Roy Halladay struck out six batters and allowed two runs on five hits in six innings against the Dodgers. (Alex Gallardo/AP)

Want to know why I've been so adamant about my belief that the Phillies will not end up trading Cole Hamels? Because I keep trying to picture Ruben Amaro Jr. and Charlie Manuel calling Roy Halladay into an office to inform him of the news, and I just can't do it. I realize that you cannot govern an organization based on sentiment, but think about this: the Phillies are now 9.5 games out of a playoff spot, which is the same deficit the Cardinals faced at the end of August last year. That's not to say the Phillies look like a team that can make a similar run. But to a player like Halladay, who is 35 years old and playing out the second-to-last year of a contract that he signed at a discount rate in order to pursue a title, a 9.5 game deficit is not grounds for dismantling a team that led the majors in wins one year ago.

"We saw what happened last year in Atlanta with St. Louis getting in and going all the way to win the World Series," Halladay said. "I mean, it's happened before. It's going to be difficult. There's a long way to go and it's a steep hill to climb, but I think there's got to be a positive mentality, especially when you have the players that we have. It's not like we have players that can't compete and can't win. We have those players here. It's just a matter of being able to go out and do it and give ourselves a chance. You look at the way baseball has gone the last few years, there's definitely a chance.
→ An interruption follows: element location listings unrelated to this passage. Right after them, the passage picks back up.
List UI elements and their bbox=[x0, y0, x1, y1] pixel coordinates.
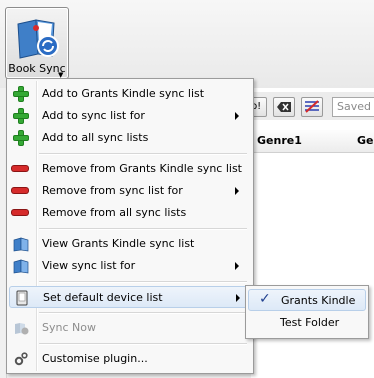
submenu-item-test-folder[interactable]: Test Folder bbox=[248, 312, 364, 334]
checkmark-icon: ✓ bbox=[259, 291, 271, 307]
submenu-item-label: Grants Kindle bbox=[281, 294, 356, 307]
submenu-arrow-icon bbox=[235, 187, 239, 195]
submenu-item-label: Test Folder bbox=[280, 316, 340, 329]
menu-item-add-to-grants-kindle[interactable]: Add to Grants Kindle sync list bbox=[9, 83, 249, 105]
add-icon bbox=[13, 86, 29, 102]
clear-icon[interactable] bbox=[273, 97, 295, 117]
saved-search-input[interactable]: Saved S bbox=[332, 97, 374, 117]
book-sync-icon bbox=[17, 19, 59, 59]
menu-item-label: Sync Now bbox=[42, 321, 96, 334]
toolbar: Book Sync ▼ bbox=[0, 0, 374, 89]
menu-item-set-default-device-list[interactable]: Set default device list bbox=[9, 286, 251, 308]
menu-separator bbox=[39, 281, 247, 283]
menu-item-label: View Grants Kindle sync list bbox=[42, 237, 195, 250]
menu-item-remove-from-sync-list-for[interactable]: Remove from sync list for bbox=[9, 180, 249, 202]
add-icon bbox=[13, 130, 29, 146]
menu-separator bbox=[39, 312, 247, 314]
column-genre1[interactable]: Genre1 bbox=[257, 134, 302, 147]
default-device-submenu: ✓ Grants Kindle Test Folder bbox=[245, 285, 369, 339]
column-genre2[interactable]: Genr bbox=[357, 134, 374, 147]
menu-item-label: Customise plugin... bbox=[42, 352, 148, 365]
menu-item-label: Remove from Grants Kindle sync list bbox=[42, 162, 242, 175]
book-icon bbox=[13, 237, 29, 252]
menu-item-remove-from-grants-kindle[interactable]: Remove from Grants Kindle sync list bbox=[9, 158, 249, 180]
menu-item-label: Remove from all sync lists bbox=[42, 206, 187, 219]
menu-item-label: View sync list for bbox=[42, 259, 136, 272]
menu-item-add-to-all-sync-lists[interactable]: Add to all sync lists bbox=[9, 127, 249, 149]
submenu-arrow-icon bbox=[236, 294, 240, 302]
sync-icon bbox=[15, 323, 29, 335]
search-bar: p! Saved S bbox=[245, 92, 374, 120]
book-sync-menu: Add to Grants Kindle sync list Add to sy… bbox=[6, 78, 254, 374]
menu-item-label: Add to sync list for bbox=[42, 109, 145, 122]
submenu-arrow-icon bbox=[235, 262, 239, 270]
menu-item-label: Add to all sync lists bbox=[42, 131, 149, 144]
menu-item-label: Set default device list bbox=[43, 291, 163, 304]
add-icon bbox=[13, 108, 29, 124]
column-header-row: Genre1 Genr bbox=[251, 130, 374, 153]
remove-icon bbox=[12, 210, 28, 215]
device-icon bbox=[16, 290, 28, 306]
menu-item-remove-from-all-sync-lists[interactable]: Remove from all sync lists bbox=[9, 202, 249, 224]
remove-icon bbox=[12, 188, 28, 193]
menu-item-add-to-sync-list-for[interactable]: Add to sync list for bbox=[9, 105, 249, 127]
book-icon bbox=[13, 259, 29, 274]
menu-item-label: Add to Grants Kindle sync list bbox=[42, 87, 205, 100]
menu-item-label: Remove from sync list for bbox=[42, 184, 183, 197]
highlight-toggle-icon[interactable] bbox=[301, 97, 323, 117]
menu-item-view-sync-list-for[interactable]: View sync list for bbox=[9, 255, 249, 277]
menu-item-view-grants-kindle[interactable]: View Grants Kindle sync list bbox=[9, 233, 249, 255]
menu-separator bbox=[39, 343, 247, 345]
menu-item-sync-now: Sync Now bbox=[9, 317, 249, 339]
submenu-arrow-icon bbox=[235, 112, 239, 120]
book-sync-button[interactable]: Book Sync ▼ bbox=[5, 7, 69, 79]
submenu-item-grants-kindle[interactable]: ✓ Grants Kindle bbox=[248, 289, 366, 311]
menu-item-customise-plugin[interactable]: Customise plugin... bbox=[9, 348, 249, 370]
menu-separator bbox=[39, 228, 247, 230]
menu-separator bbox=[39, 153, 247, 155]
remove-icon bbox=[12, 166, 28, 171]
gear-icon bbox=[14, 352, 28, 366]
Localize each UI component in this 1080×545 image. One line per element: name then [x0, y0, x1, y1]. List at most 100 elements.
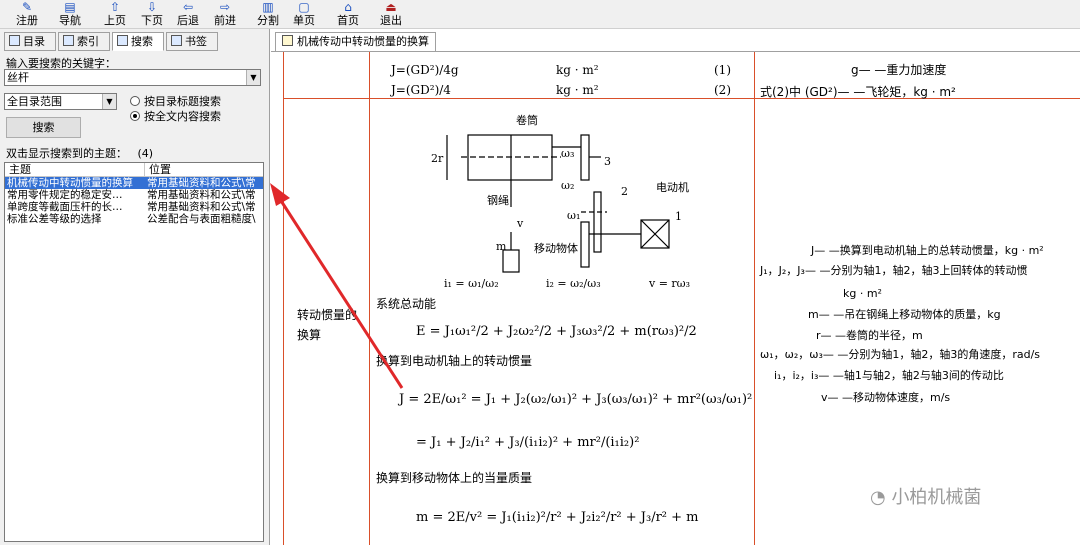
column-topic[interactable]: 主题: [5, 163, 145, 177]
label-drum: 卷筒: [516, 114, 538, 127]
motor-inertia-title: 换算到电动机轴上的转动惯量: [376, 354, 533, 368]
kinetic-energy-equation: E = J₁ω₁²/2 + J₂ω₂²/2 + J₃ω₃²/2 + m(rω₃)…: [416, 324, 697, 339]
contents-icon: [9, 35, 20, 46]
home-button[interactable]: ⌂ 首页: [333, 0, 363, 29]
keyword-input[interactable]: 丝杆 ▼: [4, 69, 261, 86]
label-v: v: [517, 217, 524, 230]
gear-1: [580, 221, 590, 268]
column-location[interactable]: 位置: [145, 163, 171, 176]
radio-icon: [130, 96, 140, 106]
single-page-icon: ▢: [298, 0, 310, 14]
chevron-down-icon[interactable]: ▼: [246, 70, 260, 85]
arrow-up-icon: ⇧: [109, 0, 121, 14]
gear-2: [593, 191, 602, 253]
results-list: 主题 位置 机械传动中转动惯量的换算 常用基础资料和公式\常 常用零件规定的稳定安…: [4, 162, 264, 542]
tab-search[interactable]: 搜索: [112, 32, 164, 51]
forward-button[interactable]: ⇨ 前进: [210, 0, 240, 29]
gear-3: [580, 134, 590, 181]
label-n2: 2: [621, 185, 628, 198]
note-flywheel: 式(2)中 (GD²)— —飞轮矩，kg · m²: [760, 85, 956, 99]
result-row[interactable]: 常用零件规定的稳定安… 常用基础资料和公式\常: [5, 189, 263, 201]
legend-line: m— —吊在钢绳上移动物体的质量，kg: [808, 308, 1001, 321]
equivalent-mass-equation: m = 2E/v² = J₁(i₁i₂)²/r² + J₂i₂²/r² + J₃…: [416, 510, 699, 525]
split-icon: ▥: [262, 0, 274, 14]
home-icon: ⌂: [344, 0, 352, 14]
range-select[interactable]: 全目录范围 ▼: [4, 93, 117, 110]
document-view: J=(GD²)/4g kg · m² (1) J=(GD²)/4 kg · m²…: [271, 51, 1080, 545]
results-header: 主题 位置: [5, 163, 263, 177]
ratio-i1: i₁ = ω₁/ω₂: [444, 277, 499, 290]
label-2r: 2r: [431, 152, 444, 165]
back-button[interactable]: ⇦ 后退: [173, 0, 203, 29]
exit-button[interactable]: ⏏ 退出: [376, 0, 406, 29]
equation-1-unit: kg · m²: [556, 63, 599, 77]
legend-line: ω₁，ω₂，ω₃— —分别为轴1，轴2，轴3的角速度，rad/s: [760, 348, 1041, 361]
tab-index[interactable]: 索引: [58, 32, 110, 51]
label-omega1: ω₁: [567, 209, 581, 222]
equation-2-unit: kg · m²: [556, 83, 599, 97]
label-n3: 3: [604, 155, 611, 168]
label-n1: 1: [675, 210, 682, 223]
tab-contents[interactable]: 目录: [4, 32, 56, 51]
legend-line: i₁，i₂，i₃— —轴1与轴2，轴2与轴3间的传动比: [774, 369, 1004, 382]
table-line: [754, 52, 755, 545]
ratio-v: v = rω₃: [649, 277, 691, 290]
register-button[interactable]: ✎ 注册: [12, 0, 42, 29]
label-rope: 钢绳: [487, 194, 509, 207]
document-icon: [282, 35, 293, 46]
radio-fulltext-search[interactable]: 按全文内容搜索: [130, 108, 221, 124]
equation-1-number: (1): [714, 63, 731, 77]
doc-tab[interactable]: 机械传动中转动惯量的换算: [275, 32, 436, 51]
label-omega3: ω₃: [561, 147, 575, 160]
row-label: 转动惯量的换算: [297, 308, 358, 342]
search-icon: [117, 35, 128, 46]
label-m: m: [496, 240, 507, 253]
register-icon: ✎: [21, 0, 33, 14]
result-row[interactable]: 标准公差等级的选择 公差配合与表面粗糙度\: [5, 213, 263, 225]
motor-inertia-equation: J = 2E/ω₁² = J₁ + J₂(ω₂/ω₁)² + J₃(ω₃/ω₁)…: [399, 392, 753, 407]
split-button[interactable]: ▥ 分割: [253, 0, 283, 29]
chevron-down-icon[interactable]: ▼: [102, 94, 116, 109]
equation-2-number: (2): [714, 83, 731, 97]
legend-line: J₁，J₂，J₃— —分别为轴1，轴2，轴3上回转体的转动惯: [760, 264, 1028, 277]
table-line: [283, 52, 284, 545]
label-motor: 电动机: [656, 181, 689, 194]
table-line: [283, 98, 1080, 99]
prev-page-button[interactable]: ⇧ 上页: [100, 0, 130, 29]
exit-icon: ⏏: [385, 0, 397, 14]
moving-object-box: [502, 249, 520, 273]
label-moving-object: 移动物体: [534, 242, 578, 255]
index-icon: [63, 35, 74, 46]
legend-line: kg · m²: [843, 287, 882, 300]
legend-line: v— —移动物体速度，m/s: [821, 391, 951, 404]
table-line: [369, 52, 370, 545]
result-count: 双击显示搜索到的主题： (4): [6, 147, 154, 160]
result-row[interactable]: 机械传动中转动惯量的换算 常用基础资料和公式\常: [5, 177, 263, 189]
legend-line: J— —换算到电动机轴上的总转动惯量，kg · m²: [811, 244, 1044, 257]
single-page-button[interactable]: ▢ 单页: [289, 0, 319, 29]
equation-1: J=(GD²)/4g: [391, 63, 459, 77]
equation-2: J=(GD²)/4: [391, 83, 451, 97]
search-button[interactable]: 搜索: [6, 117, 81, 138]
radio-checked-icon: [130, 111, 140, 121]
kinetic-energy-title: 系统总动能: [376, 297, 437, 311]
motor-inertia-equation-2: = J₁ + J₂/i₁² + J₃/(i₁i₂)² + mr²/(i₁i₂)²: [416, 435, 640, 450]
label-omega2: ω₂: [561, 179, 575, 192]
next-page-button[interactable]: ⇩ 下页: [137, 0, 167, 29]
radio-title-search[interactable]: 按目录标题搜索: [130, 93, 221, 109]
note-gravity: g— —重力加速度: [851, 63, 947, 77]
result-row[interactable]: 单跨度等截面压杆的长… 常用基础资料和公式\常: [5, 201, 263, 213]
toolbar: ✎ 注册 ▤ 导航 ⇧ 上页 ⇩ 下页 ⇦ 后退 ⇨ 前进 ▥ 分割 ▢ 单页 ⌂ 首页 ⏏ 退出: [0, 0, 1080, 29]
arrow-down-icon: ⇩: [146, 0, 158, 14]
equivalent-mass-title: 换算到移动物体上的当量质量: [376, 471, 533, 485]
ratio-i2: i₂ = ω₂/ω₃: [546, 277, 601, 290]
arrow-right-icon: ⇨: [219, 0, 231, 14]
arrow-left-icon: ⇦: [182, 0, 194, 14]
navigate-button[interactable]: ▤ 导航: [55, 0, 85, 29]
legend-line: r— —卷筒的半径，m: [816, 329, 923, 342]
search-panel: 目录 索引 搜索 书签 输入要搜索的关键字： 丝杆 ▼ 全目录范围 ▼ 按目录标…: [0, 29, 270, 545]
watermark: ◔ 小柏机械菌: [870, 487, 982, 508]
bookmark-icon: [171, 35, 182, 46]
tab-bookmarks[interactable]: 书签: [166, 32, 218, 51]
navigate-icon: ▤: [64, 0, 76, 14]
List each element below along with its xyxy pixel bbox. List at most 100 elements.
I don't think there is any reason to believe there wouldn't be."

Since the end of May, Halladay has sat on the sidelines and watched the Philies spiral further under .500. Over the last couple of weeks, he has heard trade speculation about the team intensify, with general manager Ruben Amaro Jr. surveying interest in crucial pieces of the roster like Cole Hamels and Shane Victorino. And he hasn't been able to do a damn thing about it.

"It's definitely hard," said Halladay, who returned to the mound on Tuesday night, holding the Dodgers to two runs in five innings while striking out six and walking none in the Phillies' 3-2 win. "This is an organization that has been committed to winning and you want to see that continue. And obviously there are points where they may have to reconsider how they are going to go about that, but I hope that is long after I'm gone, to be honest with you. You want to have every chance you can to try and win. It's tough having a trade deadline and being at the point we are in, it puts some pressure on the front office, but I don't think any of us have given up on it and I know they haven't in the front office. It's a tough situation where you can't always continue to go down the same path if things aren't working, you have to make some changes and do some different things and we understand that, but as players you want to go out and win and give yourselves a chance to avoid those situations."

Would Halladay ever personally lobby Amaro to keep the team intact?

"I think he's aware of how a lot of guys feel," Halladay said. "As a player, there are certain lines that you don't cross. I think he understands that you want to win and you want to be able to have the guys here to do that, but by the same token, he's the GM, I'm a player, and I respect his position. But he knows. He knows that we want to keep Cole and Victorino. He knows that."

The only way to control what happens is to keep on winning.